In my years as a dog owner, I've had to deskunk a dog five times. Five times too many. It's one of my least favorite chores. I did it twice for Chet in 12 years, and three times for Curtis in the first eight months I had him! There are lots of folks who are just signing onto SugarBean's story via various Web channels, and it seems that some have missed the two previous posts that explain how it is that my hunting dog Curtis isn't attacking this little black and white yard fixture. Here's the first one: Fun With Skunks and Dogs  and here's the second one: About That Skunk.  Thanks to having SugarBean around, I've had the opportunity to teach Curtis to leave him alone, and that is a beautiful thing. I DID find Curtis cleaning up SugarBean's dinner one day, then STICKING HIS HEAD IN THE MAILBOX where the skunk was sleeping, so I wouldn't say we are exactly home free, but both skunk and dog are champs, and I have to trust the process and the intelligence of both animals. My devotion to one injured skunk has been tested and found true.

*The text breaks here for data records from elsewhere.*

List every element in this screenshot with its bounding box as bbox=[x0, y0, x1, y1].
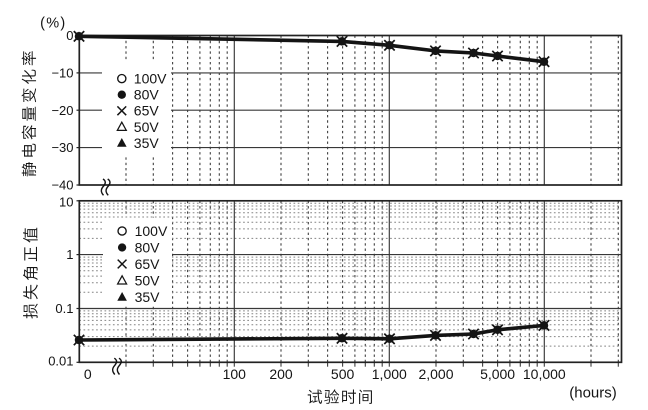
svg-text:(hours): (hours) bbox=[569, 385, 617, 402]
svg-text:1,000: 1,000 bbox=[372, 366, 407, 382]
svg-text:200: 200 bbox=[269, 366, 293, 382]
svg-text:(%): (%) bbox=[40, 16, 66, 32]
svg-text:100V: 100V bbox=[134, 71, 167, 87]
svg-text:0: 0 bbox=[66, 28, 73, 43]
svg-text:1: 1 bbox=[66, 247, 73, 262]
svg-text:100V: 100V bbox=[135, 223, 168, 239]
svg-text:35V: 35V bbox=[135, 289, 161, 305]
svg-text:0.01: 0.01 bbox=[48, 354, 73, 369]
svg-text:−40: −40 bbox=[51, 178, 73, 193]
svg-text:5,000: 5,000 bbox=[480, 366, 515, 382]
svg-text:0: 0 bbox=[84, 366, 92, 382]
svg-text:80V: 80V bbox=[135, 239, 161, 255]
svg-text:50V: 50V bbox=[134, 119, 160, 135]
svg-text:2,000: 2,000 bbox=[418, 366, 453, 382]
svg-text:65V: 65V bbox=[135, 256, 161, 272]
svg-text:−20: −20 bbox=[51, 103, 73, 118]
svg-text:80V: 80V bbox=[134, 87, 160, 103]
svg-text:100: 100 bbox=[223, 366, 247, 382]
svg-text:10,000: 10,000 bbox=[523, 366, 566, 382]
svg-text:65V: 65V bbox=[134, 103, 160, 119]
svg-text:500: 500 bbox=[331, 366, 355, 382]
svg-text:−10: −10 bbox=[51, 66, 73, 81]
svg-text:10: 10 bbox=[59, 194, 73, 209]
svg-text:0.1: 0.1 bbox=[55, 301, 73, 316]
svg-text:35V: 35V bbox=[134, 135, 160, 151]
svg-text:−30: −30 bbox=[51, 140, 73, 155]
svg-text:50V: 50V bbox=[135, 272, 161, 288]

While deskunking Curtis, I have given a lot of thought to the absolutely jaw-dropping power of skunkstink, N-butyl mercaptan. As much as I've smelled it, it still amazes me that one animal, smaller than your average housecat, can pack a couple little sacs full of oil that, when deployed, you can smell for literally MILES. And you can't smell it until he lets it loose. How on earth does he confine that stench with nothing more than flesh and a sphincter? It all amazes me and makes me wonder. I found this bizarre little video on the Net that shows the two "nozzles" that pop out on either side of a skunk's anus that fire and even direct the spray! I hope never to be that close! And having been sprayed myself twice (never a direct hit, such as Curtis takes, but damn close), I will say that skunk scent, point blank, is the only smell that actually terrifies me. It's such a primal response.

Yesterday, the kids thought it would be funny to take Curtis' toy skunk, Snoutnose**, and place it in the bluebell patch, where I would see it out of the corner of my eye as I chugged out to fill the bird feeders. I did and...zero at the bone! Stopped in my tracks! If I ever had doubt that the black and white pelage of a skunk is a primal fear releaser, it is gone now. And even after going on two months of fraternizing with sweet lil' SB, I still get that chill when I first spot him on his afternoon peregrination. Once sprayed, twice shy. I'm fascinated by this visceral response to seeing him that persists even though my conscious mind knows he's "safe." And I suspect that the frisson of knowing that I could get sprayed adds to my enjoyment of being his friend. It has been pointed out to me that I like to live dangerously.

**a gift from my sweet friend Marianne!

Because one can never have too much of watching a skunk roll around on the ground, here's another sweet video from the same session on April 2. These were made with my iPhone from a ridiculously close range. Lookit that little face! And those nails. Just everything. The snorf. The belly, now much rounder than it was. The underlying white hairs in his tail. The way he norbles on his fur. Oooh this little animal, he's soo sweet.